A reciprocal acoustic transmission experiment for precise observations of tidal currents in a shallow sea

2020 
Abstract Observations of ocean currents are important information in the fields of ocean science and engineering. Reciprocal acoustic transmissions have the potential to operationally measure tidal currents in coastal seas. This study investigates the capability of the reciprocal transmissions to measure tidal currents, particularly in relation to high-frequency variations. We conducted a reciprocal acoustic transmission experiment in an area of complex coastlines in the Seto Inland Sea, Japan, in October 2019. During this experiment, a burst transmission was used, and the system performed six transmissions with 1-min intervals between them every 10 min.

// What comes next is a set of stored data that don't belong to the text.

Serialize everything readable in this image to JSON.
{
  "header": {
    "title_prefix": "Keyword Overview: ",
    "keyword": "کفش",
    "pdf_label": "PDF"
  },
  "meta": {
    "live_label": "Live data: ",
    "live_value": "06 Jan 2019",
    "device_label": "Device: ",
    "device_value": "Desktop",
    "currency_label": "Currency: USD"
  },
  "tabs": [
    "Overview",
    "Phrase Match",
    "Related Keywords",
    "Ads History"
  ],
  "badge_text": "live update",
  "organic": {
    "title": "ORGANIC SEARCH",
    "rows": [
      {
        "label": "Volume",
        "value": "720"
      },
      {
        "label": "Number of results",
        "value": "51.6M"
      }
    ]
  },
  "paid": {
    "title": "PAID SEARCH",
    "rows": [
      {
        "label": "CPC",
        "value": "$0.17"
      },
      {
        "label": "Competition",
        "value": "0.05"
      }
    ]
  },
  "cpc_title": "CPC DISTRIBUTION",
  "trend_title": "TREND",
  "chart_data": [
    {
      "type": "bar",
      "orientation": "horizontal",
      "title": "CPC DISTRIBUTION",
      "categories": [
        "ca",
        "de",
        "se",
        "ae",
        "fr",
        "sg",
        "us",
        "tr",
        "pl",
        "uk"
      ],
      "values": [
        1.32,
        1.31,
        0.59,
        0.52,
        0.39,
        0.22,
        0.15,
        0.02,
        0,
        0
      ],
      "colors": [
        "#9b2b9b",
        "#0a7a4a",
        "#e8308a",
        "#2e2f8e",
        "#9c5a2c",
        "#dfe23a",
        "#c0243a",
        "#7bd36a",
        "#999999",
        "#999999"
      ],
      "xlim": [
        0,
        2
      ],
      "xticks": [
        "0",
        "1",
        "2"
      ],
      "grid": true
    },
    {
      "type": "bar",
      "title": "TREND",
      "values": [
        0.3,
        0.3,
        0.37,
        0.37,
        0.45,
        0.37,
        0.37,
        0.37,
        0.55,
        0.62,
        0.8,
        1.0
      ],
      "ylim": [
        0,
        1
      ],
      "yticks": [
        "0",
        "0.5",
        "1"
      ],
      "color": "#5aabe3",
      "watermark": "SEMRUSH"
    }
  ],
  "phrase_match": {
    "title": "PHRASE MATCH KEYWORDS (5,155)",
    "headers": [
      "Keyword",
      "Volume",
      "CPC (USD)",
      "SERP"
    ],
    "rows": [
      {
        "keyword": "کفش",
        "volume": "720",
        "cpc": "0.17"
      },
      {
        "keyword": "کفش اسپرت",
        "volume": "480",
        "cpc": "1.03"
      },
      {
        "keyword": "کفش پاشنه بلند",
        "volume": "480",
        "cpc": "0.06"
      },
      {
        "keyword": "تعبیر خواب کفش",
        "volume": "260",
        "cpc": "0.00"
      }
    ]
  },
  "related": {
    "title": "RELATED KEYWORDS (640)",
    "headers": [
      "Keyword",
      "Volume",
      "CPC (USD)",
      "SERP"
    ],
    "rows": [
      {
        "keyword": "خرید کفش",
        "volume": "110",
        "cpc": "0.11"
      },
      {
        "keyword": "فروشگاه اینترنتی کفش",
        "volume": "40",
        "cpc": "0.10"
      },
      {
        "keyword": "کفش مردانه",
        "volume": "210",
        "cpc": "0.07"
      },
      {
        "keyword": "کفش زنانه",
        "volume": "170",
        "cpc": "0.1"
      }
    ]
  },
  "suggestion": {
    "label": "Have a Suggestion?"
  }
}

The estimated path-averaged currents agreed with the currents obtained from a shipboard acoustic Doppler current profiler (ADCP) on an hourly basis and had captured high-frequency variations that were not captured by the hourly ADCP observations. The measurement noise of the estimated currents, which was determined as the variation within the six transmissions, was 2.5 cm s−1 and was small enough to trace the variations in the currents over the time series even for the variations with periods considerably shorter than M2 tide. The reciprocal transmission’s capability to capture high-frequency variations will improve the capability to reproduce current velocity fields when inversion or data assimilation methods are applied.